The Berlin Wall fell Nov. 9, 1989, without a shot being fired. As Germans on both sides of the wall gleefully tore it down over the ensuing days, communist rule in Eastern Europe began to crumble (see it as it happened at http://www.youtube.com/watch?v=wnYXbJ_bcLc). Within a few years the Soviet empire collapsed and the Soviet Union itself ceased to exist. Thus ended more than 70 years of tyranny that killed millions of people, oppressed hundreds of millions and regularly threatened the West with nuclear annihilation.
Today’s children grow up in the shadow of international terrorism. But they don’t have to crouch under their schoolroom desks during air-raid drills like many of us did back in the 1950s and ’60s — as if that would have protected us from an atomic blast. They don’t have to wonder if the world will end tomorrow in a mushroom cloud of “mutually assured destruction.”
The fall of the wall came with a suddenness that surprised even the people who expected it. Despite the pressure for change coming from all sides — even from Soviet reformist leader Mikhail Gorbachev — the East German state was prepared to fight a long, twilight struggle against freedom. It probably would have crushed any attempt by its people to force political change.
“We were ready for everything,” a top East German government leader admitted after the fall. “Everything except candles and prayers.”
Candles and prayers — offered up with incredible courage in peaceful public demonstrations by East German Christians and others who joined them — sparked the fire that eventually consumed the tyranny in their land. True, larger political, social and economic forces set the stage for change. But the believers who put their lives on the line in those last fearful days of communist rule helped turn fragile possibility into reality. Their bravery inspired others throughout Eastern Europe to do the same.
The years since have seen many waves of change sweep the former Soviet empire. The early days of euphoria and freedom gave way to economic struggle and chaos, particularly in Russia. Some nations have solidified democratic institutions; others have moved back toward authoritarian rule.
Missionaries and Western evangelicals flooded into Russia and Eastern Europe in the 1990s. At first they found a warm welcome from people hungry for truth. Later, some governments began to limit access. Orthodox church leaders in the region began resisting what they called “cults” and “sects” encroaching upon their territory. Secularism and the headlong pursuit of long-denied material luxuries competed to squelch the call to spiritual things.
And a deeper darkness continues to haunt the region.

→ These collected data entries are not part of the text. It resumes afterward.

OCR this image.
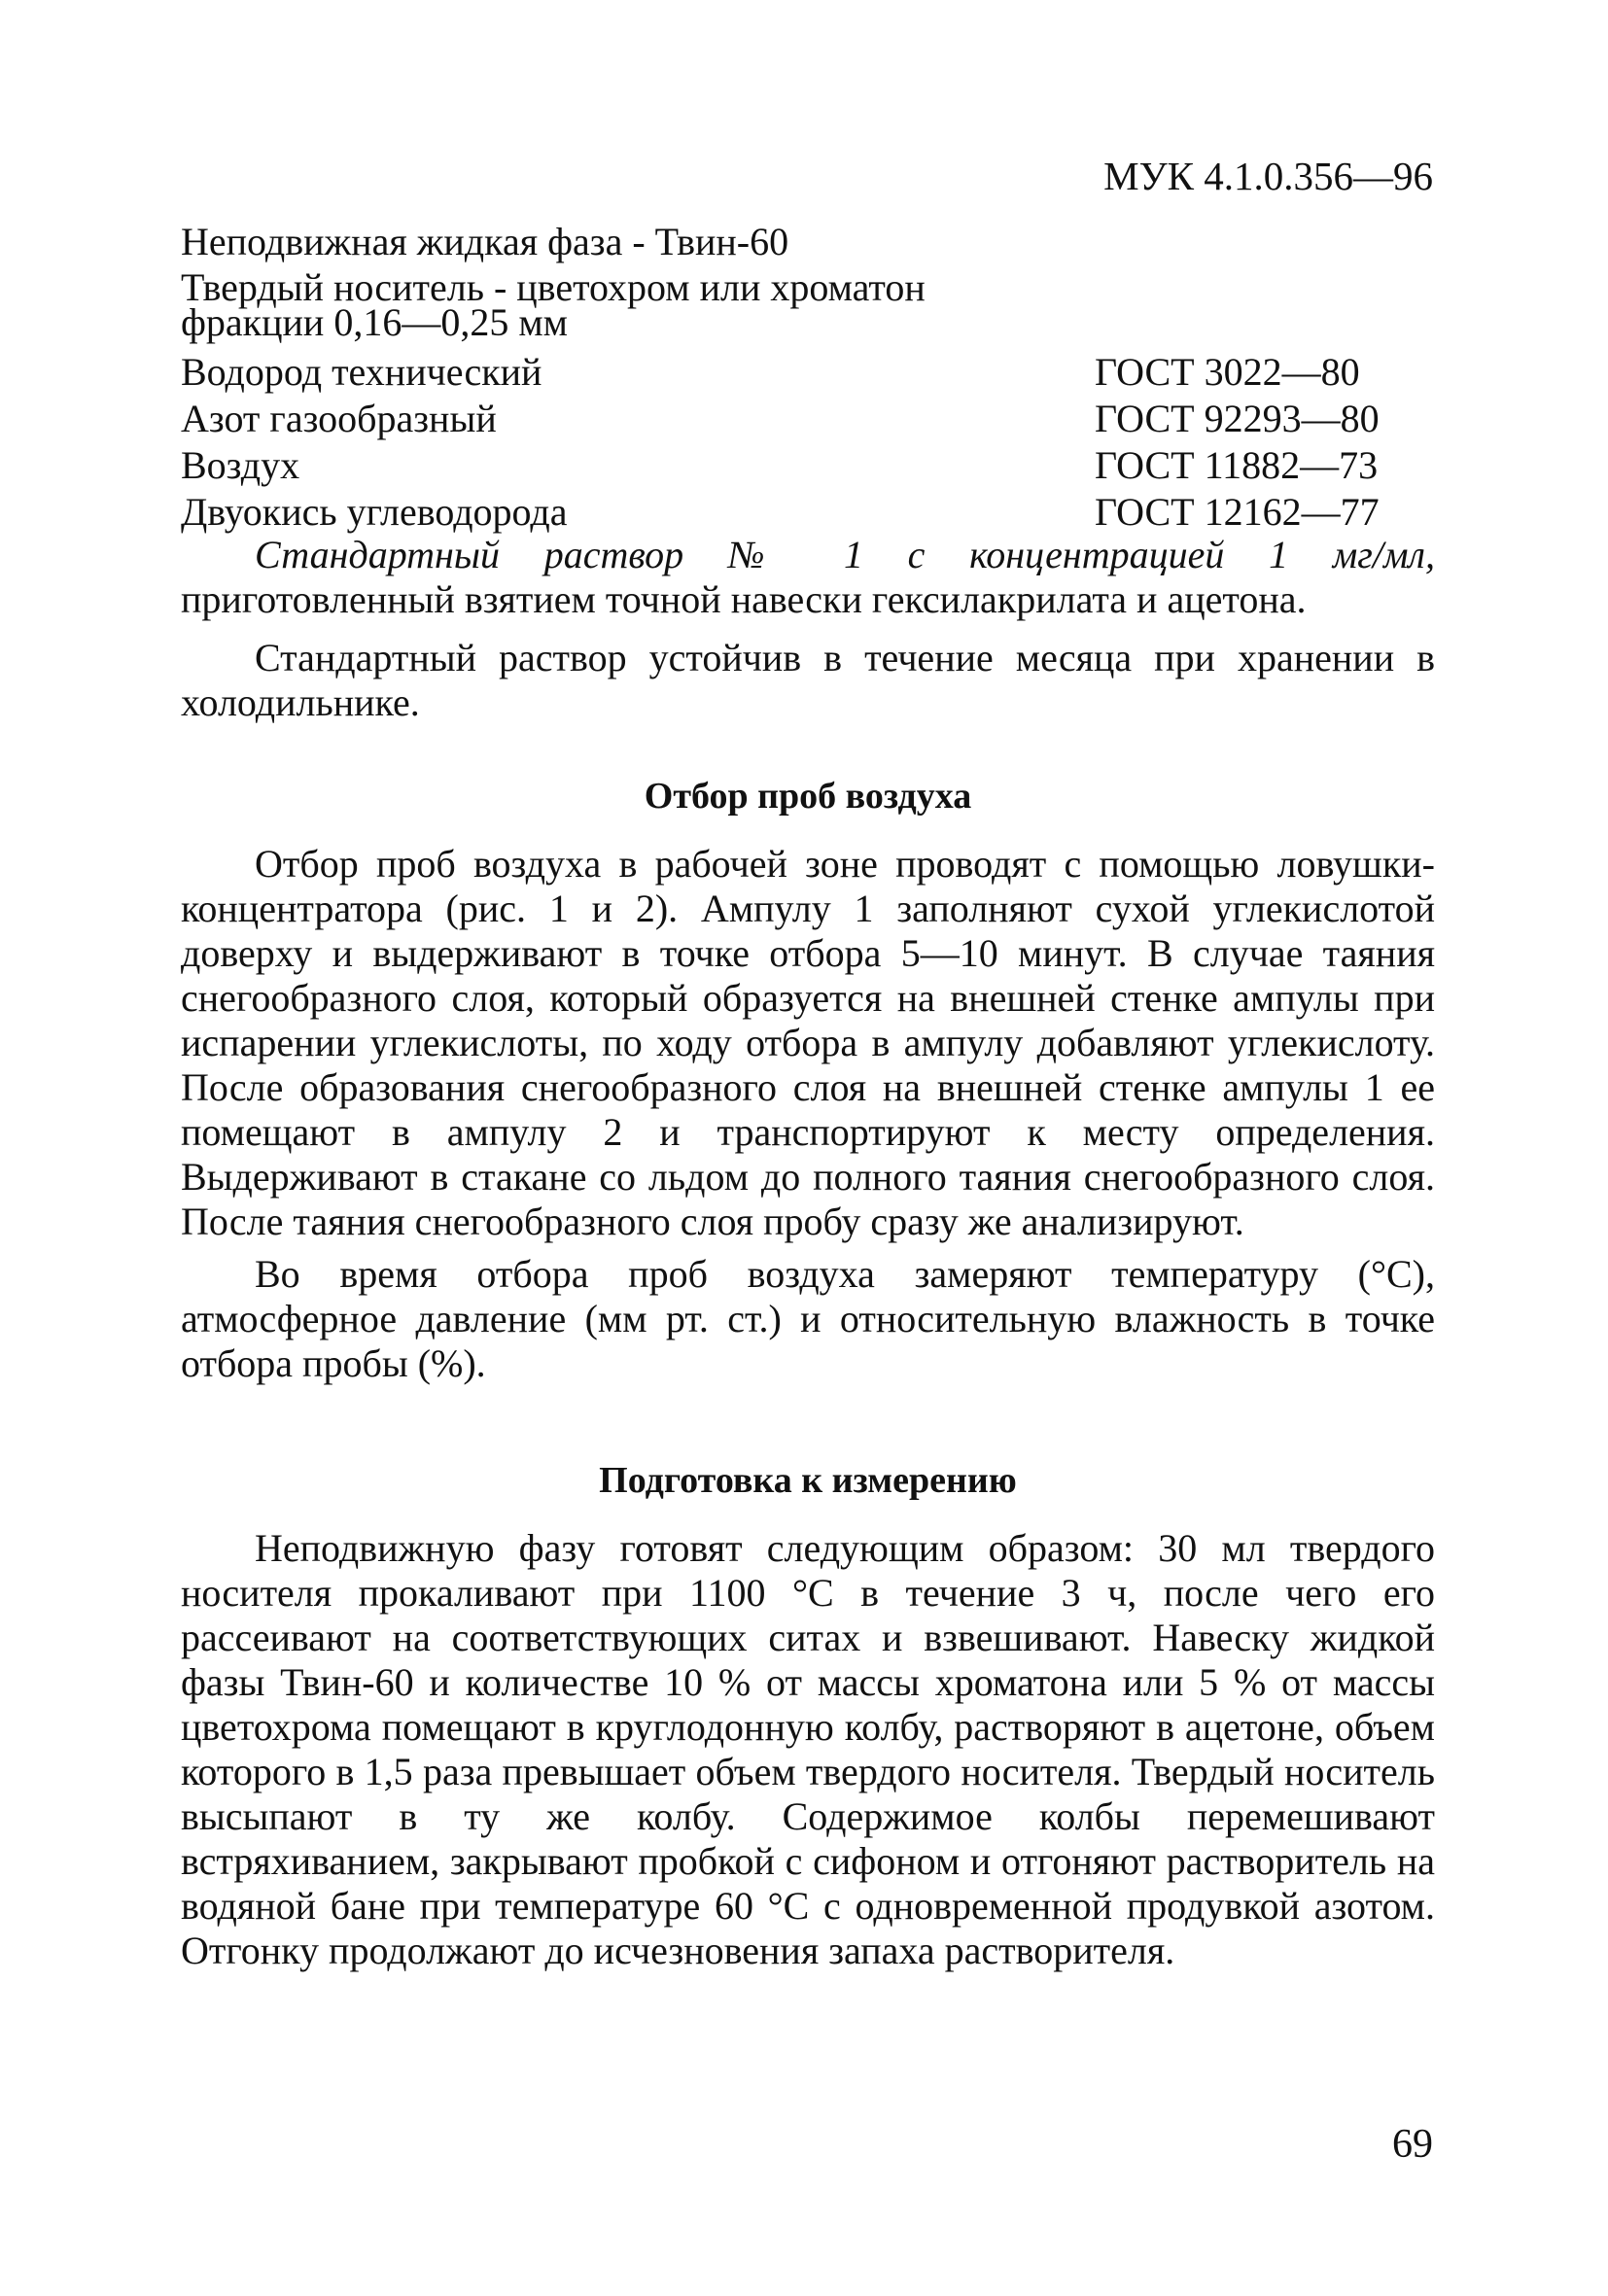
МУК 4.1.0.356—96
Неподвижная жидкая фаза - Твин-60
Твердый носитель - цветохром или хроматон
фракции 0,16—0,25 мм
Водород технический	ГОСТ 3022—80
Азот газообразный	ГОСТ 92293—80
Воздух	ГОСТ 11882—73
Двуокись углеводорода	ГОСТ 12162—77

Стандартный раствор № 1 с концентрацией 1 мг/мл, приготовленный взятием точной навески гексилакрилата и ацетона.

Стандартный раствор устойчив в течение месяца при хранении в холодильнике.

Отбор проб воздуха

Отбор проб воздуха в рабочей зоне проводят с помощью ловушки-концентратора (рис. 1 и 2). Ампулу 1 заполняют сухой углекислотой доверху и выдерживают в точке отбора 5—10 минут. В случае таяния снегообразного слоя, который образуется на внешней стенке ампулы при испарении углекислоты, по ходу отбора в ампулу добавляют углекислоту. После образования снегообразного слоя на внешней стенке ампулы 1 ее помещают в ампулу 2 и транспортируют к месту определения. Выдерживают в стакане со льдом до полного таяния снегообразного слоя. После таяния снегообразного слоя пробу сразу же анализируют.

Во время отбора проб воздуха замеряют температуру (°С), атмосферное давление (мм рт. ст.) и относительную влажность в точке отбора пробы (%).

Подготовка к измерению

Неподвижную фазу готовят следующим образом: 30 мл твердого носителя прокаливают при 1100 °С в течение 3 ч, после чего его рассеивают на соответствующих ситах и взвешивают. Навеску жидкой фазы Твин-60 и количестве 10 % от массы хроматона или 5 % от массы цветохрома помещают в круглодонную колбу, растворяют в ацетоне, объем которого в 1,5 раза превышает объем твердого носителя. Твердый носитель высыпают в ту же колбу. Содержимое колбы перемешивают встряхиванием, закрывают пробкой с сифоном и отгоняют растворитель на водяной бане при температуре 60 °С с одновременной продувкой азотом. Отгонку продолжают до исчезновения запаха растворителя.

69
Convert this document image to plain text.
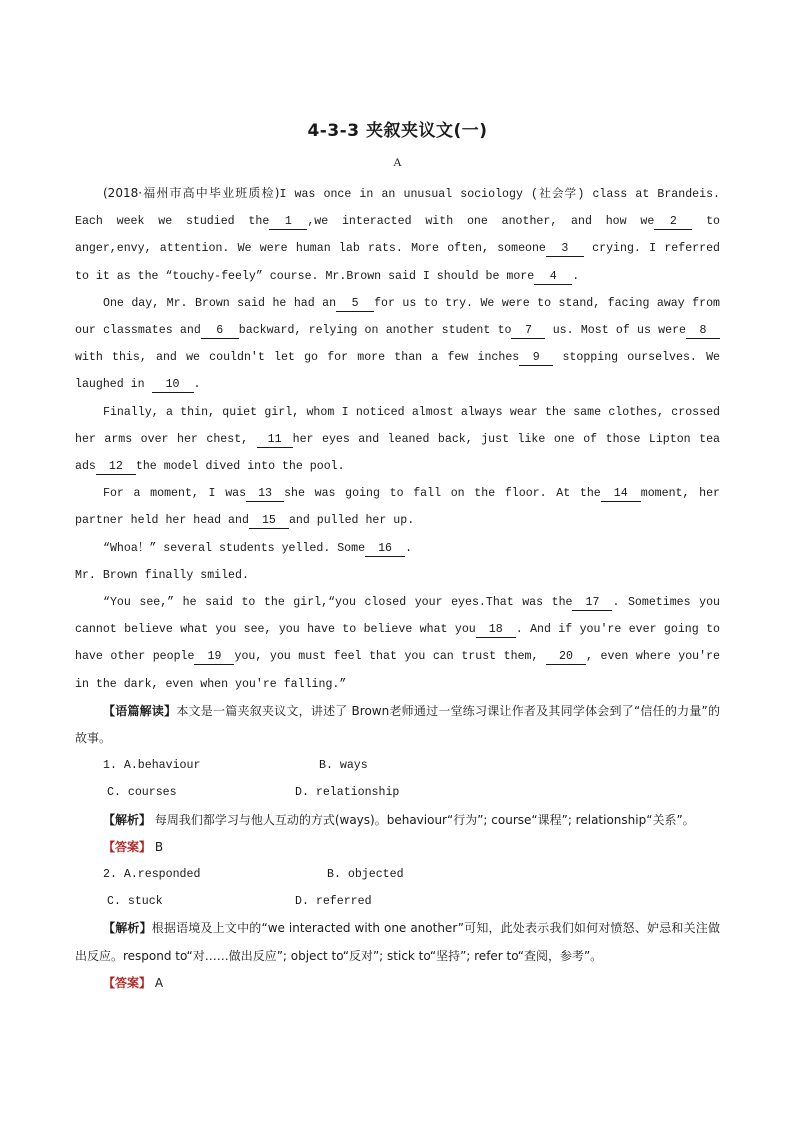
4-3-3 夹叙夹议文(一)
A

(2018·福州市高中毕业班质检)I was once in an unusual sociology (社会学) class at Brandeis. Each week we studied the 1 ,we interacted with one another, and how we 2 to anger,envy, attention. We were human lab rats. More often, someone 3 crying. I referred to it as the “touchy-feely” course. Mr.Brown said I should be more 4 .

One day, Mr. Brown said he had an 5 for us to try. We were to stand, facing away from our classmates and 6 backward, relying on another student to 7 us. Most of us were 8with this, and we couldn't let go for more than a few inches 9 stopping ourselves. We laughed in 10 .

Finally, a thin, quiet girl, whom I noticed almost always wear the same clothes, crossed her arms over her chest, 11 her eyes and leaned back, just like one of those Lipton tea ads 12 the model dived into the pool.

For a moment, I was 13 she was going to fall on the floor. At the 14 moment, her partner held her head and 15 and pulled her up.

“Whoa！” several students yelled. Some 16 .

Mr. Brown finally smiled.

“You see,” he said to the girl,“you closed your eyes.That was the 17 . Sometimes you cannot believe what you see, you have to believe what you 18 . And if you're ever going to have other people 19 you, you must feel that you can trust them, 20 , even where you're in the dark, even when you're falling.”

【语篇解读】本文是一篇夹叙夹议文，讲述了 Brown老师通过一堂练习课让作者及其同学体会到了“信任的力量”的故事。

1. A.behaviour	B. ways

C. courses	D. relationship

【解析】 每周我们都学习与他人互动的方式(ways)。behaviour“行为”; course“课程”; relationship“关系”。

【答案】 B

2. A.responded	B. objected

C. stuck	D. referred

【解析】根据语境及上文中的“we interacted with one another”可知，此处表示我们如何对愤怒、妒忌和关注做出反应。respond to“对……做出反应”; object to“反对”; stick to“坚持”; refer to“查阅，参考”。

【答案】 A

“This area is defined by the lingering shadow of communism — the oppression of spirit and repression of freedoms that robbed people of their identity and dignity,” writes an IMB (International Mission Board) worker based in Eastern Europe. “The residual effect of this passing regime now permeates society as a sense of hopelessness. A cavernous void exists in the very soul of the people that longs to be filled — a void left by an atheistic system that imprisoned its inhabitants in demeaning commonality. Though the population had longed for political freedom, it arrived with a sense of disillusionment.
“The road back to true freedom will require more than a new government. It requires hope.”
Case in point: The three out of every four Russians who struggle with alcohol or drug addiction — or have a family member who does — need hope. Some are finding it in Jesus Christ.
Russian Baptists have opened 80 rehabilitation centers over the past 10 years to help addicts. The home- or apartment-based centers typically house eight to 10 people. They receive practical help and encouragement along with the hope of new life in Christ (see a short video about the ministry at
About half of the recent church growth in one part of Siberia “has come from people in recovery or related to recovery,” reports IMB missionary Andy Leininger. “We are seeing God at work in some powerful ways and want to reach the millions in Russia who are slaves to addiction.”
The mass movements to Christ that many evangelicals envisioned when the Berlin Wall came down haven’t occurred — yet. But the hope Eastern Europeans seek can be found only in the Gospel of grace.
Candles and prayers lit the fire that brought down the wall. They will yet bring true freedom to the millions still struggling to emerge from its shadow.